(Investir au Cameroun) - L’image est saisissante. Sur la quinzaine de responsables d’organisations paysannes du Département du Nyong-Ekellé, invités dans la ville d’Eséka par le Conseil interprofessionnel du cacao et du café (CICC), dans le cadre d’une réunion d’évaluation à mi-parcours de l’actuelle campagne cacaoyère dans le pays, à peine la moitié peut communiquer des chiffres de ventes. Pour les autres, aucune statistique n’est disponible. Même ceux qui avancent des chiffres précisent que leurs statistiques sont approximatives, du fait de la non maîtrise des circuits de commercialisation des fèves.
A l’origine de cette situation, s’accordent les producteurs, la vente frauduleuse des fèves de cacao, dont le corollaire est la non maîtrise des cargaisons réellement écoulées. En effet, selon les producteurs, au mépris des circulaires réglementant la commercialisation du cacao, des acheteurs fortunés (communément appelés «coxeurs»), «parfois protégés par les autorités administratives», débarquent dans les villages, souvent de nuit, et proposent aux producteurs à court de moyen financiers pour subvenir aux besoins urgents de leurs familles, de leur acheter leur cacao, parfois encore à l’état humide.
En plus de la mauvaise qualité du produit final, la première conséquence de cette pratique qualifiée de «peste de la filière cacao» par M. Baleba, le président départemental de l’Association nationale des producteurs de cacao et café du Cameroun (ANPCC) pour le Nyong-Ekellé, est la réduction considérable des coûts à l’achat, le producteur étant dépourvu de tout pouvoir de négociation face à l’acheteur, qui n’hésite pas alors de négocier les prix les plus bas.
Un phénomène grave aux yeux des producteurs, mais qui a fait sourire Omer Gatien Malédy, qui a vertement dénoncé la complicité des producteurs eux-mêmes dans la recrudescence de cette pratique. «Si vous refusez de vendre votre cacao à ces gens, et attendez le jour du marché pour le faire, ils ne viendront plus. Ils vont disparaître», a indiqué le secrétaire exécutif du CICC, avec force anecdotes sur des cas de contrées ayant déjà mis un terme à cette pratique, et dont les producteurs obtiennent désormais des prix très alléchants lors des ventes groupées.

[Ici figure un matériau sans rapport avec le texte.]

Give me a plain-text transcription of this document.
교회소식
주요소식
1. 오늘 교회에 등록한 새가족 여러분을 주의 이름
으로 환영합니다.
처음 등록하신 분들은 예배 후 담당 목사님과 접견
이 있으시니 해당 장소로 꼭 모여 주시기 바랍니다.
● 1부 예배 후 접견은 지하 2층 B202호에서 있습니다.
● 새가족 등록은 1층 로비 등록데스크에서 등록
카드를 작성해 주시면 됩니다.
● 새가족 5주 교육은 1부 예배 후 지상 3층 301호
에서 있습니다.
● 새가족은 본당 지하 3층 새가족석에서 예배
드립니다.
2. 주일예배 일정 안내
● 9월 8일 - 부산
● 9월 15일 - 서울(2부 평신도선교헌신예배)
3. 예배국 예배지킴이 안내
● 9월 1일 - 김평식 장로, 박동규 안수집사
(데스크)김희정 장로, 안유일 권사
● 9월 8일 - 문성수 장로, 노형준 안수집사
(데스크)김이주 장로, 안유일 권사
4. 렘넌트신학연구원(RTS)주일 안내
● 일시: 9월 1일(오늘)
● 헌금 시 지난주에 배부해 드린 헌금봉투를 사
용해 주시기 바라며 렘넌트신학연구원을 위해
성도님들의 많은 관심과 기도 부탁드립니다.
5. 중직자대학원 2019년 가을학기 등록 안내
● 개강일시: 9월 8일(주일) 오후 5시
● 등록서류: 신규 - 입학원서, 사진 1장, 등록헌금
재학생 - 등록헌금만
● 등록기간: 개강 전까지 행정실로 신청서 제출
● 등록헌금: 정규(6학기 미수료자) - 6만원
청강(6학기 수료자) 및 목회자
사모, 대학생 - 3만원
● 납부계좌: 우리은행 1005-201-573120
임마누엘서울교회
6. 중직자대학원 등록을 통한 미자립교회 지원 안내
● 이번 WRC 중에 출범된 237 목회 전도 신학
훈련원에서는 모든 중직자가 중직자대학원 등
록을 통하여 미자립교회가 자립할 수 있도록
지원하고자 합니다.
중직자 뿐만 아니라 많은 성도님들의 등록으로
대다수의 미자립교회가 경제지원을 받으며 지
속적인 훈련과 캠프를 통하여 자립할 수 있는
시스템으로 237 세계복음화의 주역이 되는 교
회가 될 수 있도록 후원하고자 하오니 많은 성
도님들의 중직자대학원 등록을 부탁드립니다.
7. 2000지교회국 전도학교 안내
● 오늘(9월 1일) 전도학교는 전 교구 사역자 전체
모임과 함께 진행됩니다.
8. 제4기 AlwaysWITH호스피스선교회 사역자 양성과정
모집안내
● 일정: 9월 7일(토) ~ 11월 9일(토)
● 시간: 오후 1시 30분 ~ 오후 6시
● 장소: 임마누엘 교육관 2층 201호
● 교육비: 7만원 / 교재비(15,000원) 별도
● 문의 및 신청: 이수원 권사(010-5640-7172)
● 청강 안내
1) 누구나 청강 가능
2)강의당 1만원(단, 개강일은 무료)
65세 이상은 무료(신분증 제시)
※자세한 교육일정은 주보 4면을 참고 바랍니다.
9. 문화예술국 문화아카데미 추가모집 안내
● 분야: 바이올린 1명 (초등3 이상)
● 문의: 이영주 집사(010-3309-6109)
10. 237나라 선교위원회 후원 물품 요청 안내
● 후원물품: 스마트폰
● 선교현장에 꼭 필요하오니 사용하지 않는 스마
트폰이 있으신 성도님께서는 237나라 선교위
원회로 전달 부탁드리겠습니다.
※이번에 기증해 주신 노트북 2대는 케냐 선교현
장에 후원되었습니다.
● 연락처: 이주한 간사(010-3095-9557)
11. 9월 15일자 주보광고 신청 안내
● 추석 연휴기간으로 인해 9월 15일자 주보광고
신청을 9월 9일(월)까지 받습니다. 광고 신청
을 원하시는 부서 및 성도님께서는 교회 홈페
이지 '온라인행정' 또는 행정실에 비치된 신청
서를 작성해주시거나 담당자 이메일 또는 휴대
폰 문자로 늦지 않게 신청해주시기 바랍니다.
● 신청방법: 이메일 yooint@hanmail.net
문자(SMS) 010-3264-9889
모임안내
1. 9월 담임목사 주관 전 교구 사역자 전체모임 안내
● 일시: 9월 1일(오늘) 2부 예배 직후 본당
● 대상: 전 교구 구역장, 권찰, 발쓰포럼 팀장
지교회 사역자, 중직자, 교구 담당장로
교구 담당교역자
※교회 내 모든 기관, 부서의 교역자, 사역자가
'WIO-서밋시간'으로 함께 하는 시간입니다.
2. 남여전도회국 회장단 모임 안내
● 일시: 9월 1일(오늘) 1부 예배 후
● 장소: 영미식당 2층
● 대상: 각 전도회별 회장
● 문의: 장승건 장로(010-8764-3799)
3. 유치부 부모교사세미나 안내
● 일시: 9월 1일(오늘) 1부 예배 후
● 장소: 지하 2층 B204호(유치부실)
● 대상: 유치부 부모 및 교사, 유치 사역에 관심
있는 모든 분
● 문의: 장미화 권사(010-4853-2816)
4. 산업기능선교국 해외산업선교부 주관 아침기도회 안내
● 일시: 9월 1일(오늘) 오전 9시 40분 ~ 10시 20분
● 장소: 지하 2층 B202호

En effet, selon M. Malédy, l’éradication de cette pratique passe surtout par une meilleure structuration des associations paysannes, qui organiseront alors des marchés périodiques au cours desquels les productions sont groupées et négociées à des meilleurs prix. «Avec des prix à l’achat intéressants, les organisations paysannes peuvent faire des petits prélèvements sur leurs bénéfices, qui permettront à leur membres, le moment venu, de subvenir à leurs besoins financiers urgents», a conseillé M. Malédy.